Don Davanzo (Sostentamento clero): «Eseguiamo la decisione del giudice»

Don Roberto Davanzo, lei è presidente dell'Istituto per il sostentamento del clero. Davvero volete sfrattare una famiglia di anziani contadini?

«Io sono lì da pochi mesi ma mi avevano aggiornato che c'era un contenzioso aperto da anni, perché la questione risale al 2010. È l'ultimo anello di una catena di fatica relazionale iniziata da lunghi anni. Tutto lo spazio per una negoziazione ci sarebbe stato...».

Parla al passato, vuol dire che non trovate alternative?

«Non dobbiamo considerare solo l'ultimo anello della relazione. Il signor Verga non si è mai fatto sentire per una negoziazione dal nuovo direttore della Consulta, che è lì dal 2015, abbiamo anche ricevuto una lettera del suo avvocato non firmata dal legale. Sono venuti da me con un sacerdote amico per chiedere una mediazione ma non ho potuto che rimandarli alla società Consulta, che si occupa delle questioni tecniche».

Forse, da persone in difficoltà, hanno preferito scrivere al cardinale Scola e sono venute a trovare lei, un sacerdote...

«Si tratta di faccende tecniche, come poteva risolverle il cardinale? Quando il contratto è scaduto, abbiamo fatto una proposta che loro hanno considerato inaccettabile. Lo sfratto è arrivato dopo sette anni di incomprensioni».

La Diocesi propone un affitto doppio rispetto a quello praticato dal Comune.

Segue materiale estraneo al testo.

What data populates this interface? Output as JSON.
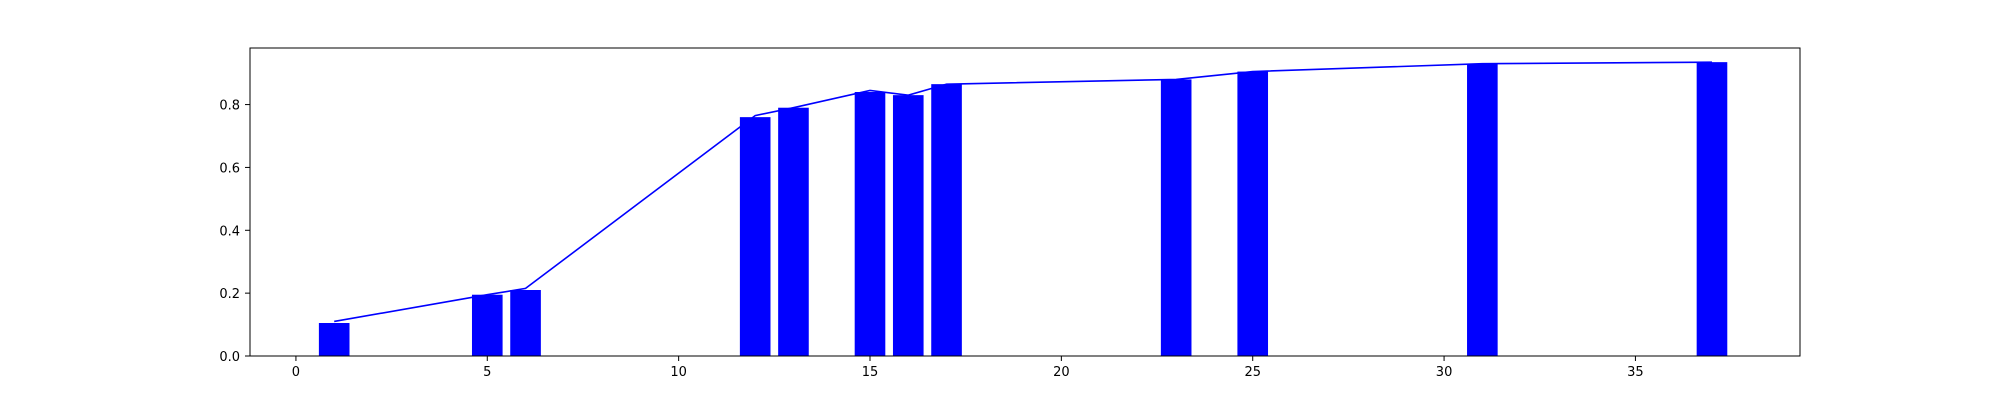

«Ma nel nostro caso c'è anche la cascina, non solo i terreni, e quest'azienda ora paga un'indennità di occupazione. Dopo sette anni di muro di gomma, che fai? vai dal giudice. E io prendo atto di una decisione del giudice».

Come intendete utilizzare la cascina e i terreni da cui volete sfrattare gli agricoltori?

«Si cercherà un altro conduttore».

Ma davvero la Chiesa è decisa a sfrattare una famiglia di agricoltori con due persone ottantenni?

«La responsabilità è del figlio che non ha voluto prendere in considerazione che il rapporto commerciale va onorato. Dopo sette anni, se siamo arrivati a questo punto, la responsabilità è dell'inquilino. Non ha usato bene i terreni, non hanno ristrutturato».

Senza giudicare l'aspetto imprenditoriale, in una simile situazione familiare, la Chiesa può lavarsene le mani?

«Certo, se si potesse trovare una situazione meno traumatica per queste persone... Si può provare a dire: vi diamo un anno di tempo».

Far trasferire persone ottantenni che vivono nella stessa casa da sessant'anni non significa creare un grave trauma?

«Se dobbiamo intervenire in una prospettiva caritativa, allora

coinvolgiamo la Caritas. Qui siamo in una logica imprenditoriale e se il figlio fa scelte che non tengono conto della situazione dei genitori, non è colpa nostra. Noi dobbiamo tenere rapporti di carattere aziendale».